The change will result in a decline in payment for these procedures by Medicare and some non-Medicare payers, and will be felt harder with sling procedures than with revisions. Why? The work relative value units (RVUs) decreased for 57287, but that decrease was offset by an increase in practice expense relative value—which resulted in total RVUs increasing for this code in 2009, from 18.31 to 18.53.

Code 57288, on the other hand, has been tagged with a decrease in both the physician work and practice expense RVUs. Total RVUs for this code, therefore, have dropped from 21.59 to 19.62. In Medicare dollars, that equates to about $118 less for the same procedure when one applies the 2009 Medicare conversion factor of $36.07.

New human papillomavirus vaccine, new code

A new code, 90650, has been added to report the newer bivalent human papillomavirus (HPV) vaccine, which contains an adjuvant formulation and is intended to protect against infection by high-risk HPV types 16 and 18. The existing HPV vaccine code, 90649, targets those high-risk types of HPV and two low-risk types (6 and 11).

Coverage recommendations for the new vaccine match those of the existing, quadrivalent vaccine, but not all payers are covering the HPV vaccine based on those recommendations. The new vaccine offers a less costly alternative for patients whose health-care insurance does not cover the vaccine or who are uninsured.

NOTE: The dosing schedules for these HPV vaccines also differ: the new vaccine: administered at 0,1, and 6 months and the existing vaccine: administered at 0, 2, and 6 months.

Wholesale reorganization of injection and infusion codes

Codes 90760–90779 (covering therapeutic, prophylactic, and diagnostic injections and infusions) are deleted in 2009 and renumbered, with the same descriptors, to 96360–96379. This was done to organize all infusions and injections together. The biggest change for you and every other ObGyn? You must revise the practice’s encounter form to reflect the requirement that intramuscular and subcutaneous injections are now coded 96372 instead of 90772.

Modifier -21 and prolonged E/M services

Now deleted is Modifier -21 (prolonged evaluation and management [E/M] service). This modifier represented acknowledgment that a continuous face-to-face E/M service could exceed the maximum time allowed by the highest level of E/M service for the type being billed.

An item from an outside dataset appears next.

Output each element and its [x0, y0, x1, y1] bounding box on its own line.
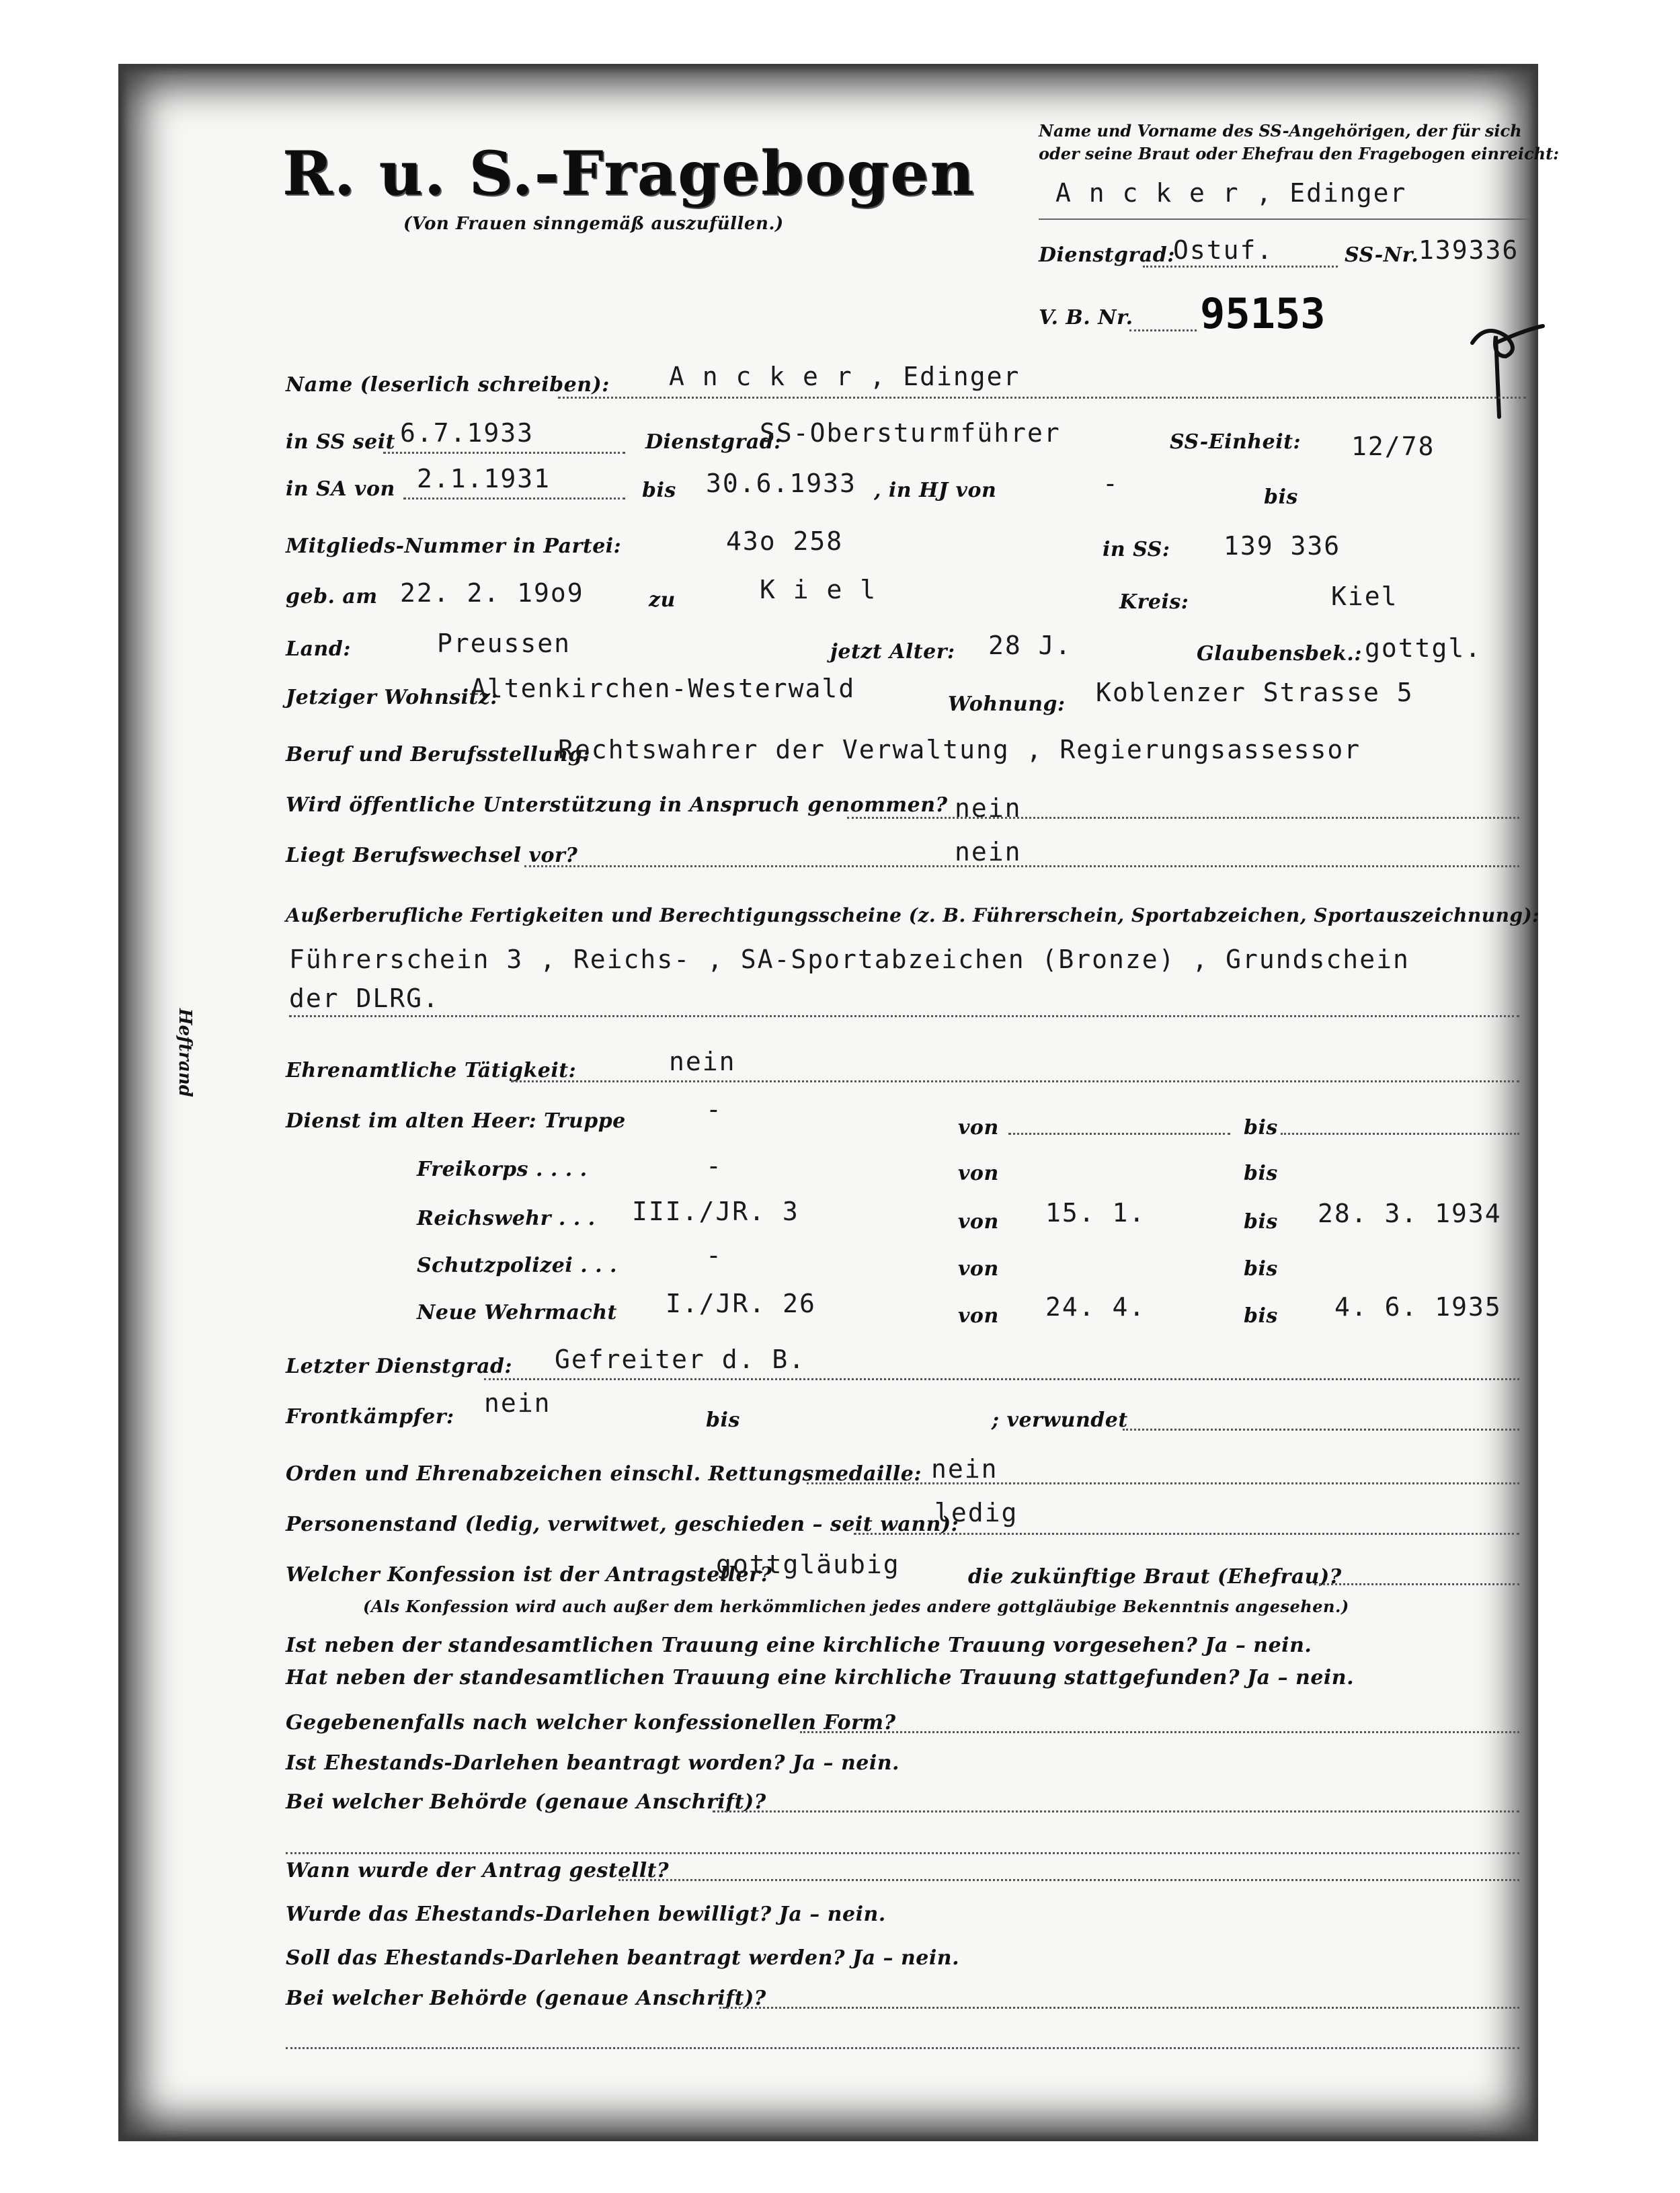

In other words, before January 1, 2009, if a patient’s condition was such that you documented an established or new patient visit (99215 or 99205) but in fact spent more time with her than the 45 or 60 minutes that typically accompanies these codes, you added modifier -21 in the hope of receiving higher reimbursement. Now the modifier is deleted because there is already a mechanism in place to report such prolonged service.

Add-on codes 99354–99357 are used to report face-to-face outpatient and inpatient prolonged E/M services. Guidelines for these codes mandate cumulative time rather than continuous time, and using the add-on codes is contingent on the additional time spent being 30 or more minutes above the typical time allotted for the basic E/M service that you are billing.

Here’s a case that exemplifies how coding works in these circumstances:


You evaluate a patient for severe uterine bleeding, and report a level-4 visit (99214), which has a typical time of 25 minutes. At the same visit, you determine that endometrial biopsy is required, and you perform it during the visit. But the patient faints during the procedure—and you spend an additional 35 minutes (cumulative time) with her before you send her home.

Because the typical time of 25 minutes was exceeded by at least 30 minutes, you should report 99354 (prolonged physician service in the office or other outpatient setting requiring direct [face-to-face] patient contact beyond the usual service; first hour [list separately in addition to code for office or other outpatient Evaluation and Management service]) in addition to 99214.

Guidelines for correct use of these codes are also being revised to emphasize that only outpatient prolonged services codes are intended to be used to report total duration of face-to-face time; on the other hand, inpatient codes are intended to report the total duration of the time spent (whether continuous or noncontinuous) by the physician on the unit actively involved in caring for the patient.